The Hindu Bania worships all main Hindu gods and goddesses like Shiva (Destroyer), Parvati (his wife), Vishnu (Preserver), Krishna, Rama, Durga (a militant goddess) and Hanuman (the monkey god who wards off evil spirits and danger). Lakshmi (goddess of wealth and prosperity; Vishnu’s wife) is held in special reverence and so is Ganesh or Ganpati (elephant-headed god of good luck and remover of obstacles; Shiva’s son). These deities are prominently displayed and worshiped in their work places and homes. On the festival of Diwali (festival of lamps) the Bania close their old account books and open new ledgers which they dedicate and adorn with Ganesh’s image and an invocation to him on the front page. A silver or gold rupee is worshipped as an emblem of Lakshmi.

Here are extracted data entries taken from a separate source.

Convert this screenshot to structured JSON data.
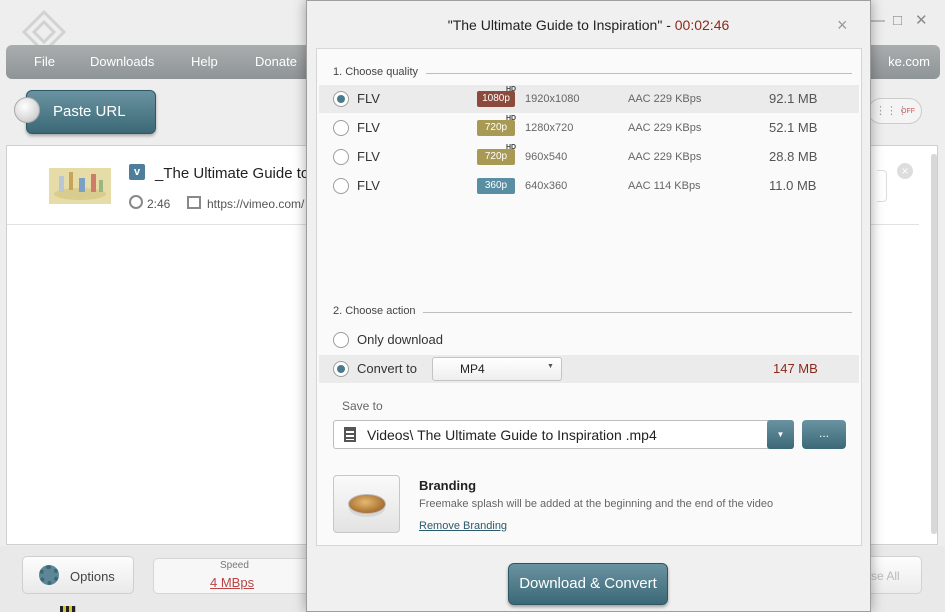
{
  "app": {
    "menu": [
      "File",
      "Downloads",
      "Help",
      "Donate"
    ],
    "brand": "ke.com",
    "paste_url": "Paste URL",
    "toggle_off": "OFF",
    "item": {
      "title": "_The Ultimate Guide to In",
      "duration": "2:46",
      "url": "https://vimeo.com/",
      "source_badge": "v"
    },
    "bottom": {
      "options": "Options",
      "speed_label": "Speed",
      "speed_value": "4  MBps",
      "all_button": "se All"
    }
  },
  "dialog": {
    "title": "\"The Ultimate Guide to Inspiration\" - ",
    "duration": "00:02:46",
    "close": "×",
    "quality_heading": "1. Choose quality",
    "quality_options": [
      {
        "format": "FLV",
        "badge": "1080p",
        "hd": "HD",
        "badge_color": "#8b4a3c",
        "resolution": "1920x1080",
        "audio": "AAC 229  KBps",
        "size": "92.1 MB",
        "selected": true
      },
      {
        "format": "FLV",
        "badge": "720p",
        "hd": "HD",
        "badge_color": "#a89a55",
        "resolution": "1280x720",
        "audio": "AAC 229  KBps",
        "size": "52.1 MB",
        "selected": false
      },
      {
        "format": "FLV",
        "badge": "720p",
        "hd": "HD",
        "badge_color": "#a89a55",
        "resolution": "960x540",
        "audio": "AAC 229  KBps",
        "size": "28.8 MB",
        "selected": false
      },
      {
        "format": "FLV",
        "badge": "360p",
        "hd": "",
        "badge_color": "#5a8fa3",
        "resolution": "640x360",
        "audio": "AAC 114  KBps",
        "size": "11.0 MB",
        "selected": false
      }
    ],
    "action_heading": "2. Choose action",
    "action_only_download": "Only download",
    "action_convert": "Convert to",
    "convert_format": "MP4",
    "convert_size": "147 MB",
    "save_to_label": "Save to",
    "save_path": "Videos\\ The Ultimate Guide to Inspiration .mp4",
    "browse": "...",
    "branding_heading": "Branding",
    "branding_desc": "Freemake splash will be added at the beginning and the end of the video",
    "branding_link": "Remove Branding",
    "download_button": "Download & Convert"
  }
}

Village and regional deities include Khera Devta in Haryana and Kalka Devi in Delhi and Vaishno Devi near Jammu. The Bania celebrate all major Hindu festivals like Diwali, Holi (festival of colour), Janamashtami (Krishna’s birthday), Dussehra, Ramnavmi (Rama’s birthday), Maha Sivaratri (great night of Shiva) and others. The Bania like to gamble on Diwali as an omen of good luck. No money is loaned on this day. The Jain Bania celebrates Mahavir Jayanti (birthday of Mahavir, the founder of Jainism), while Sikh Bania’s observe Guruparbs (birthdays of their Gurus) and harvest and spring festivals like Lohri and Baisakhi.
The Bania cremate their dead and the ashes are immersed in a river, preferably the sacred Ganges at Haridwar. Brahman priests perform all religious rituals for births, marriages and death. Specific periods of birth and death pollution are observed. Ancestor worship is prevalent. The main centers of pilgrimage are Haridwar, Varanasi, Allahabad, Gangotri .(source of the Ganges) and Badrinath.